The following is something I wrote back in summer of 2010, directed toward a friend who had studied mathematics and said, “Math is the truth.”

If one says, “Math is the truth,” it begs me to ask: what is “truth” in this context?

I’m tempted to think of “Truth” as something that is always fact, no matter what.

Where is math, what is its location?  The human mind (that grasps math), it seems.  Numbers do not exist in the natural, physical world (one cannot see a three cowering in the corner, a two tip-toeing…); rather, numbers work as objective adjectives (as you nicely put it, “universal descriptors”): three dogs play in the yard, etc.  Numbers are, in themselves, concepts that have the potential to describe events in the world once units are partnered with them.  Numbers are, in themselves, independent of the physical world; yes, their location seems to be the mind.

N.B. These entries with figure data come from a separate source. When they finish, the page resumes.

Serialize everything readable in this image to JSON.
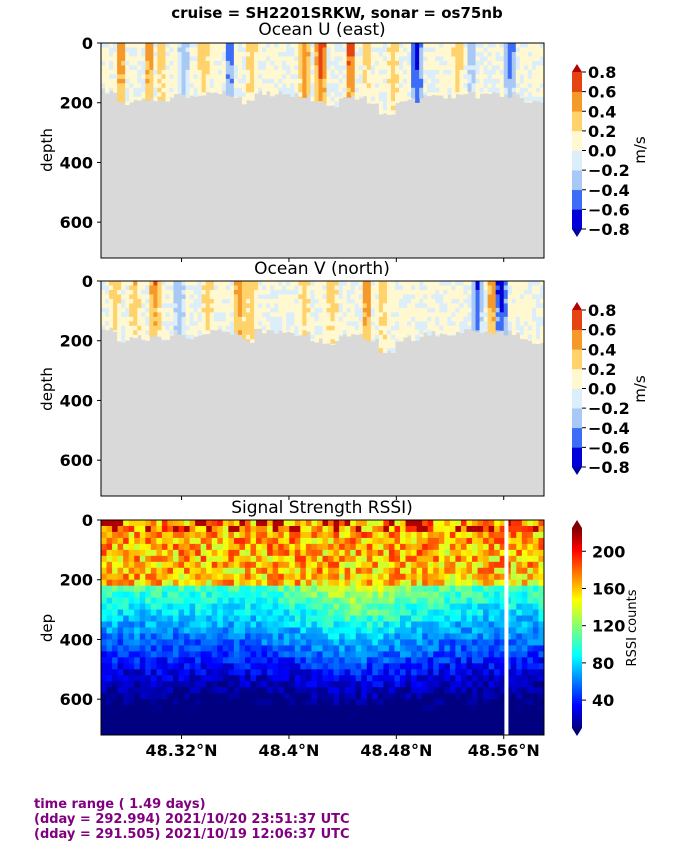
{
  "suptitle": "cruise = SH2201SRKW,  sonar = os75nb",
  "footer": {
    "line1": "time range ( 1.49 days)",
    "line2": "(dday = 292.994) 2021/10/20 23:51:37 UTC",
    "line3": "(dday = 291.505) 2021/10/19 12:06:37 UTC"
  },
  "colors": {
    "nodata": "#d9d9d9",
    "footer_text": "#800080"
  },
  "chart_data": [
    {
      "type": "heatmap",
      "title": "Ocean U (east)",
      "ylabel": "depth",
      "ylim": [
        720,
        0
      ],
      "xlim": [
        48.26,
        48.59
      ],
      "yticks": [
        0,
        200,
        400,
        600
      ],
      "xticks": [
        48.32,
        48.4,
        48.48,
        48.56
      ],
      "colorbar": {
        "label": "m/s",
        "ticks": [
          "0.8",
          "0.6",
          "0.4",
          "0.2",
          "0.0",
          "−0.2",
          "−0.4",
          "−0.6",
          "−0.8"
        ],
        "levels": [
          -0.8,
          -0.6,
          -0.4,
          -0.2,
          0.0,
          0.2,
          0.4,
          0.6,
          0.8
        ],
        "colors": [
          "#0000d8",
          "#3d6df7",
          "#a8c8f5",
          "#dceefa",
          "#fff8d0",
          "#ffd26b",
          "#f59a2a",
          "#e64312"
        ]
      },
      "data_depth_max": [
        160,
        200,
        190,
        190,
        190,
        170,
        185,
        170,
        165,
        175,
        200,
        165,
        170,
        175,
        175,
        200,
        210,
        180,
        185,
        200,
        240,
        195,
        190,
        175,
        180,
        175,
        170,
        175,
        170,
        175,
        190,
        200
      ],
      "strong_features": [
        {
          "x": 48.275,
          "sign": 1,
          "level": 0.5
        },
        {
          "x": 48.296,
          "sign": 1,
          "level": 0.5
        },
        {
          "x": 48.305,
          "sign": 1,
          "level": 0.3
        },
        {
          "x": 48.322,
          "sign": -1,
          "level": 0.3
        },
        {
          "x": 48.336,
          "sign": 1,
          "level": 0.3
        },
        {
          "x": 48.356,
          "sign": -1,
          "level": 0.5
        },
        {
          "x": 48.372,
          "sign": 1,
          "level": 0.3
        },
        {
          "x": 48.412,
          "sign": 1,
          "level": 0.5
        },
        {
          "x": 48.424,
          "sign": 1,
          "level": 0.7
        },
        {
          "x": 48.446,
          "sign": 1,
          "level": 0.7
        },
        {
          "x": 48.458,
          "sign": 1,
          "level": 0.3
        },
        {
          "x": 48.478,
          "sign": 1,
          "level": 0.3
        },
        {
          "x": 48.495,
          "sign": -1,
          "level": 0.7
        },
        {
          "x": 48.526,
          "sign": 1,
          "level": 0.3
        },
        {
          "x": 48.536,
          "sign": -1,
          "level": 0.3
        },
        {
          "x": 48.565,
          "sign": -1,
          "level": 0.5
        }
      ]
    },
    {
      "type": "heatmap",
      "title": "Ocean V (north)",
      "ylabel": "depth",
      "ylim": [
        720,
        0
      ],
      "xlim": [
        48.26,
        48.59
      ],
      "yticks": [
        0,
        200,
        400,
        600
      ],
      "xticks": [
        48.32,
        48.4,
        48.48,
        48.56
      ],
      "colorbar": {
        "label": "m/s",
        "ticks": [
          "0.8",
          "0.6",
          "0.4",
          "0.2",
          "0.0",
          "−0.2",
          "−0.4",
          "−0.6",
          "−0.8"
        ],
        "levels": [
          -0.8,
          -0.6,
          -0.4,
          -0.2,
          0.0,
          0.2,
          0.4,
          0.6,
          0.8
        ],
        "colors": [
          "#0000d8",
          "#3d6df7",
          "#a8c8f5",
          "#dceefa",
          "#fff8d0",
          "#ffd26b",
          "#f59a2a",
          "#e64312"
        ]
      },
      "data_depth_max": [
        160,
        200,
        190,
        190,
        190,
        170,
        185,
        170,
        165,
        175,
        200,
        165,
        170,
        175,
        175,
        200,
        210,
        180,
        185,
        200,
        240,
        195,
        190,
        175,
        180,
        175,
        170,
        175,
        170,
        175,
        190,
        200
      ],
      "strong_features": [
        {
          "x": 48.27,
          "sign": 1,
          "level": 0.3
        },
        {
          "x": 48.285,
          "sign": 1,
          "level": 0.3
        },
        {
          "x": 48.3,
          "sign": 1,
          "level": 0.5
        },
        {
          "x": 48.318,
          "sign": -1,
          "level": 0.3
        },
        {
          "x": 48.34,
          "sign": 1,
          "level": 0.3
        },
        {
          "x": 48.363,
          "sign": 1,
          "level": 0.5
        },
        {
          "x": 48.372,
          "sign": 1,
          "level": 0.3
        },
        {
          "x": 48.412,
          "sign": 1,
          "level": 0.3
        },
        {
          "x": 48.432,
          "sign": 1,
          "level": 0.3
        },
        {
          "x": 48.458,
          "sign": 1,
          "level": 0.5
        },
        {
          "x": 48.47,
          "sign": 1,
          "level": 0.3
        },
        {
          "x": 48.54,
          "sign": -1,
          "level": 0.5
        },
        {
          "x": 48.552,
          "sign": 1,
          "level": 0.5
        },
        {
          "x": 48.558,
          "sign": -1,
          "level": 0.7
        }
      ]
    },
    {
      "type": "heatmap",
      "title": "Signal Strength RSSI)",
      "ylabel": "dep",
      "ylim": [
        720,
        0
      ],
      "xlim": [
        48.26,
        48.59
      ],
      "yticks": [
        0,
        200,
        400,
        600
      ],
      "xticks": [
        48.32,
        48.4,
        48.48,
        48.56
      ],
      "xticklabels": [
        "48.32°N",
        "48.4°N",
        "48.48°N",
        "48.56°N"
      ],
      "colorbar": {
        "label": "RSSI counts",
        "ticks": [
          "200",
          "160",
          "120",
          "80",
          "40"
        ],
        "tick_values": [
          200,
          160,
          120,
          80,
          40
        ],
        "range": [
          10,
          225
        ]
      },
      "gap_x": 48.562
    }
  ]
}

(We can certainly derive mathematical principles from the physical world.  But, for example, a circle we encounter in the natural world would have to be composed of some substance—it is not purely a circle, but a substance in the shape of a circle.  Nature definitely expresses a form of mathematics, don’t get me wrong!  I just mean one cannot find pure mathematics in the physical world [of course, one could argue: certainly, because it is the physical world and everything is physical!], but anyway…)

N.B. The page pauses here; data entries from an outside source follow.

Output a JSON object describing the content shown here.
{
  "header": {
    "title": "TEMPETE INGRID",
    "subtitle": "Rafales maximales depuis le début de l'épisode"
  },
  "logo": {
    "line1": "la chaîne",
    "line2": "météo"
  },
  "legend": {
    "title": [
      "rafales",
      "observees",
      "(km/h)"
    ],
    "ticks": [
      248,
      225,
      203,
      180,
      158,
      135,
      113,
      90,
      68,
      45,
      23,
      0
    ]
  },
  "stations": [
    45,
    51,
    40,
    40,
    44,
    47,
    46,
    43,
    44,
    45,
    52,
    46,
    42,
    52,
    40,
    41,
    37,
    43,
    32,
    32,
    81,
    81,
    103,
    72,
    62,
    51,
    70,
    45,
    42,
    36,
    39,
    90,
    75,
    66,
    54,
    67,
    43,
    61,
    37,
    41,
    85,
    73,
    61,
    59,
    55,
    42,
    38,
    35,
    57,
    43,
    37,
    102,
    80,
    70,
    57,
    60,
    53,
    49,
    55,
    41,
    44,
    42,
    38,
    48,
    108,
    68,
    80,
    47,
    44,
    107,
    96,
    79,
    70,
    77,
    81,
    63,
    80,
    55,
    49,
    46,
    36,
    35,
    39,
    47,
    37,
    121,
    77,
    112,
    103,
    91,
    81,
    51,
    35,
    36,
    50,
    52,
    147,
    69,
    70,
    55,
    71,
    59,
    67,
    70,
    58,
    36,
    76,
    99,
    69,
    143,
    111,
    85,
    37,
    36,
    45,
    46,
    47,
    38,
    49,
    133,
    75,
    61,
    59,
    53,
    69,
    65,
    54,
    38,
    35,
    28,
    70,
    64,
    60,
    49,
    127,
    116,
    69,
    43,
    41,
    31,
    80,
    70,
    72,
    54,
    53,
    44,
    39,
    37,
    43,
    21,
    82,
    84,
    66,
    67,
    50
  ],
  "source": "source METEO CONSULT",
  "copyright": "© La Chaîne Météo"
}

The fact that numbers are independent of the physical world seems to provide a sort of eternal, beyond-the-organic-temporal quality to math [sorry if this seems worded a bit weird].  But, would math exist without the mind?  Does math’s dependence on the mind make it less of a “truth”?

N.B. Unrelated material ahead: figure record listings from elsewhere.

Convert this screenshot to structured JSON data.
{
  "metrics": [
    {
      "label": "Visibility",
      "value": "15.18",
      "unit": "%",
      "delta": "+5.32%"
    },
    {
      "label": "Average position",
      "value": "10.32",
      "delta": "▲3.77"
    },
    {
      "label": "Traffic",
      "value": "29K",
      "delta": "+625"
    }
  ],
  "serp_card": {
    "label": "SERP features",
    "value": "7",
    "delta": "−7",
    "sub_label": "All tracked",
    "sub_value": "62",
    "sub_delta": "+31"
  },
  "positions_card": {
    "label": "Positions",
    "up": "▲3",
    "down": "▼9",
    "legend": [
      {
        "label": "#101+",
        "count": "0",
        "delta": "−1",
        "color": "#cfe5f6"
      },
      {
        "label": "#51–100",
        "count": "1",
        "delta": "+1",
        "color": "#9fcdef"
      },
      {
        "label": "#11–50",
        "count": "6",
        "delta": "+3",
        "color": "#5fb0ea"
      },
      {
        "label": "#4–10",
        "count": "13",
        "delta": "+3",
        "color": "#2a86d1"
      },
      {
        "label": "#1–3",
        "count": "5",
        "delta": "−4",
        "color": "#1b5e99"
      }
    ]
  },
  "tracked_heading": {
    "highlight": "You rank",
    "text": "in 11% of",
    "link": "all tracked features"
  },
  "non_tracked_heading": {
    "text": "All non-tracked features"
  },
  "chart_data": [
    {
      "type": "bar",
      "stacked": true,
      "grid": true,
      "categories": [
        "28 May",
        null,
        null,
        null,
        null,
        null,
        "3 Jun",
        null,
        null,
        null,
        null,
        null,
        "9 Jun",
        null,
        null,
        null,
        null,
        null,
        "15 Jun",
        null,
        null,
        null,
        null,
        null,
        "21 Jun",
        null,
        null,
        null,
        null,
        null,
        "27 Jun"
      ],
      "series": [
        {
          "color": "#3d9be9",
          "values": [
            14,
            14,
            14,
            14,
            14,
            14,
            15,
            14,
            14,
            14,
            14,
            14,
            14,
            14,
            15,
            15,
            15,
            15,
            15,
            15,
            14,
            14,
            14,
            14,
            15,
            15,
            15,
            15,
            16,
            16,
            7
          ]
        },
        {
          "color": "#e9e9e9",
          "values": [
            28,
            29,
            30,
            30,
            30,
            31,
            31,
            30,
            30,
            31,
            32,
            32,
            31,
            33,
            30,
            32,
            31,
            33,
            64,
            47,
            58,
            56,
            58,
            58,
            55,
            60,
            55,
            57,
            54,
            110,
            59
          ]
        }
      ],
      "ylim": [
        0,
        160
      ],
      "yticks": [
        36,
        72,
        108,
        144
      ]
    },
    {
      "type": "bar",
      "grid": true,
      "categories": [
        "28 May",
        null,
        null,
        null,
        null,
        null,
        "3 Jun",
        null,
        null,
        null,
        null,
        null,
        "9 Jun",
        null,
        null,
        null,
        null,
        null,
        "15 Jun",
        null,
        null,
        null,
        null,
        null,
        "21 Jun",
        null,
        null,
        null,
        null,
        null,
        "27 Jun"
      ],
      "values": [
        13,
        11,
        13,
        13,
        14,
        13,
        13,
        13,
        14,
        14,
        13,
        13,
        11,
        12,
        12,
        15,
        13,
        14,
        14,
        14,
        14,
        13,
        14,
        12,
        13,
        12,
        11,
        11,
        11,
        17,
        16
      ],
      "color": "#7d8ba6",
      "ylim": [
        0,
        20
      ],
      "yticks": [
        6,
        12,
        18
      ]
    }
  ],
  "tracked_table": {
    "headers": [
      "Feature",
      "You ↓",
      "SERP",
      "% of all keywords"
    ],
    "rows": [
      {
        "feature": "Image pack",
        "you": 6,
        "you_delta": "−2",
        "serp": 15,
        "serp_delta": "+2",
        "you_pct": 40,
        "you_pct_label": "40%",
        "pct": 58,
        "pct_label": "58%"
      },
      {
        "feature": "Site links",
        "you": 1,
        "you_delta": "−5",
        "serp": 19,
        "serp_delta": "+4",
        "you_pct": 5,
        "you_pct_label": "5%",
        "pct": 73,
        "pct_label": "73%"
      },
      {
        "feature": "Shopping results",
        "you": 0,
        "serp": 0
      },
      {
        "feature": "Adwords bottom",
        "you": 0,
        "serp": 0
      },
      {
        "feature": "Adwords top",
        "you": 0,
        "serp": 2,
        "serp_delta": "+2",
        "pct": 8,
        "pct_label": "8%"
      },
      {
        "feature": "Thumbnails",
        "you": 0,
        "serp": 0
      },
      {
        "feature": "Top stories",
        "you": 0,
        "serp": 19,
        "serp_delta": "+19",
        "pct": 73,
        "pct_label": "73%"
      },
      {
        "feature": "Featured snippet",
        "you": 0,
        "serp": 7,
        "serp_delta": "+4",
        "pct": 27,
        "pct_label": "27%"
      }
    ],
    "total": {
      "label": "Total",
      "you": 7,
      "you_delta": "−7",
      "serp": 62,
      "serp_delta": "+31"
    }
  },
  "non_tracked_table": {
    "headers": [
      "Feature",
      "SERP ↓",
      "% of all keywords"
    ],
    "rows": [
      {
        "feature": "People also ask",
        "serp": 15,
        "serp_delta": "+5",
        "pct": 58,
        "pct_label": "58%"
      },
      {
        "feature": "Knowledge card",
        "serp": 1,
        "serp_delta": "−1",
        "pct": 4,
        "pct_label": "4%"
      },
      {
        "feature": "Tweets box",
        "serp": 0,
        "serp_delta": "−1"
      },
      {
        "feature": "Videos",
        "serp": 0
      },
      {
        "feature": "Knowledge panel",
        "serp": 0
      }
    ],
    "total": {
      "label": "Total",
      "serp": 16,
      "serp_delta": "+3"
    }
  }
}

Math is a form of language: it is a language of value, of value changing, of value expressed….  It is a language that is not dependent on culture, which gives it an advantage above words in global communication.  But still, it is language.

But it is a language capable of being much more self-contained, self-referential than word language—a part of why, above, I called numbers objective adjectives.  (Word adjectives are all qualitative by nature, as they are meant to describe qualities—and they are subjective.  Someone could disagree with me if I say, “What tasty yogurt,” but no one could rightly argue against, “I just ate 4 oz of yogurt” [provided it is true].)  Word adjectives, when said, conjure up emotion, sensation—things that reference the physical world.  But numbers/mathematics, when discussed, conjure value only; and wherever one goes in mathematics, one remains with conjuring value (yes, self-contained, self-referential).

So, despite being language, mathematics is independent of the physical world.  The sort of truth it can have seems to be, at least, being capable of an existence without physical constraint.

And we’re back to this question: could math exist without the mind?  I think I will have to answer “no” [but see what I say later!].  But mathematics would have the potential to exist; mathematics could exist, if only in beautifully-complex-possibility form.  (Really, in beginning to talk about math’s “existence,” one needs to distinguish between Mathematics as all of the theorems and principles of numbers there could ever be and mathematics as all that which the human mind knows about numbers….These are important distinctions…I have been talking here about mathematics, mainly…)  (And, what is at the heart of “could math exist without the mind” is, well, what does it mean to “exist”?  Are “possibilities” forms of existing?)  Could Mathematics “exist” without the mind?  {I dare not answer this now; more to be thought and discussed—and defined.}

I thought this was worth sharing because, if math is language, it falls into the realm of poetry, in my opinion.